2023-03-14 13:25:42+00:00

DynamoDB is designed for single-digit millisecond key-value lookups. However, there are times when you need to perform analytical sweeps—such as audit checking, migrations, or database-wide integrity checks. A standard single-threaded Scan request will take hours to process millions of records, as it fetches data page-by-page sequentially.

To speed up this process, DynamoDB allows you to run Parallel Scans, dividing the database table into independent segments processed concurrently by multiple threads.
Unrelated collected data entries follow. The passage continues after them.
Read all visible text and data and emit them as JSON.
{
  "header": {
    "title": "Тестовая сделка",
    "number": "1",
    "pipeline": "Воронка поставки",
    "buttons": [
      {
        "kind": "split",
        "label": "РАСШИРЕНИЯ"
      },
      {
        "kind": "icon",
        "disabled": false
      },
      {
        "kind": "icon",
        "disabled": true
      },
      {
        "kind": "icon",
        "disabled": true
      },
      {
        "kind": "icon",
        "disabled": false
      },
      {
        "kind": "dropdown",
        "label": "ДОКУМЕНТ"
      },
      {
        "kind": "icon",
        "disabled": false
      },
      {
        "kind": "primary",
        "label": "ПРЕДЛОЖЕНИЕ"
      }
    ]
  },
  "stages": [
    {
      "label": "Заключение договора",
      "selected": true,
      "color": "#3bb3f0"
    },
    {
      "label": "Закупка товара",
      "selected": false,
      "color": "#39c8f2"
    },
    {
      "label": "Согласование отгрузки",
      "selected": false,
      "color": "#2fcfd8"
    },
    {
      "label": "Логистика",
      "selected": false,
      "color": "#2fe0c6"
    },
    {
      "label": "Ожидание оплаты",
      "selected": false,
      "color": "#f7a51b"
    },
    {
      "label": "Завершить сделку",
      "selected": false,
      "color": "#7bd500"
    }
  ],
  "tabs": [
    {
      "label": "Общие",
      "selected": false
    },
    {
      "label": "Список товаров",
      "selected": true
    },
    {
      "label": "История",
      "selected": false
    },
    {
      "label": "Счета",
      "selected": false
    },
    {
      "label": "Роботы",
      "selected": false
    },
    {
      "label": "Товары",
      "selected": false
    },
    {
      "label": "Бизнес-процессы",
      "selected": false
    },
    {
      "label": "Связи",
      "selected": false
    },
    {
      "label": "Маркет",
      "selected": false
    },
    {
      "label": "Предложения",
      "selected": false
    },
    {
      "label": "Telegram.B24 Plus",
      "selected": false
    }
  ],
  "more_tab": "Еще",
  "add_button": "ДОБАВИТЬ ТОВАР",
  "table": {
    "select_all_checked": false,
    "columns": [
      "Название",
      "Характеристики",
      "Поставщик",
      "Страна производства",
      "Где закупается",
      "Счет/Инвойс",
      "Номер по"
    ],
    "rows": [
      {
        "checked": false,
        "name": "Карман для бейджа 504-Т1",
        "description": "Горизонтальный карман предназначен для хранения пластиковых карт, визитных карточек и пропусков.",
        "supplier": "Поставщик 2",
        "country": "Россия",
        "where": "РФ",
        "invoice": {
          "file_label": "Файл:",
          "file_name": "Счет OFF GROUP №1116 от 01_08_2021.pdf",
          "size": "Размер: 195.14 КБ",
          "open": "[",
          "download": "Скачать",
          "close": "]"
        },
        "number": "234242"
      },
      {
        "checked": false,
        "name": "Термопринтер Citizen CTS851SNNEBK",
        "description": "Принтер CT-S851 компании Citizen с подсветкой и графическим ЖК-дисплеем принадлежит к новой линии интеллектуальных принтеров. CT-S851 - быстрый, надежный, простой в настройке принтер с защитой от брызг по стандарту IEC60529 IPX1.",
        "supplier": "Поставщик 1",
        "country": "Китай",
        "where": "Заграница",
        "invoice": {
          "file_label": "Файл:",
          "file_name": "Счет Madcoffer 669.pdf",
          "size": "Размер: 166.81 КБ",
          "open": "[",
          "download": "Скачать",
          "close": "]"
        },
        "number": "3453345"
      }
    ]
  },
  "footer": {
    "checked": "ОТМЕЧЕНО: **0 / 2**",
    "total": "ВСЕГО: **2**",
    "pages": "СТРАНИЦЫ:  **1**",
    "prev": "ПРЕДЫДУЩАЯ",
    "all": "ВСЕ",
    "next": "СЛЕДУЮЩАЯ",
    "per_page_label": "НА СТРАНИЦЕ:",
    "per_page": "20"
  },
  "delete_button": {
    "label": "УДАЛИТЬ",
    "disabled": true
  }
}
1. How Parallel Scans Work

When executing a parallel scan, you specify a TotalSegments value (defining how many workers are scanning) and a Segment index (0-indexed, identifying which worker this is). DynamoDB partitions the keys internally and assigns a subset of the partitions to each segment. Each worker can then scan its assigned segment independently:

# Executing a parallel scan segment in Python using Boto3
import boto3

dynamodb = boto3.client('dynamodb')

def scan_segment(table_name, total_segments, segment_index):
    paginator = dynamodb.get_paginator('scan')
    page_iterator = paginator.paginate(
        TableName=table_name,
        TotalSegments=total_segments,
        Segment=segment_index,
        PaginationConfig={'PageSize': 100}
    )
    
    for page in page_iterator:
        for item in page['Items']:
            process_item(item)

2. Managing Provisioned Capacity

Parallel scans consume a massive amount of Read Capacity Units (RCUs) very quickly. If you run 20 concurrent scan segments, you can easily exhaust your table's provisioned capacity and throttle user traffic. It is best to run parallel scans on tables set to On-Demand Capacity, or temporarily boost the RCUs before running the query.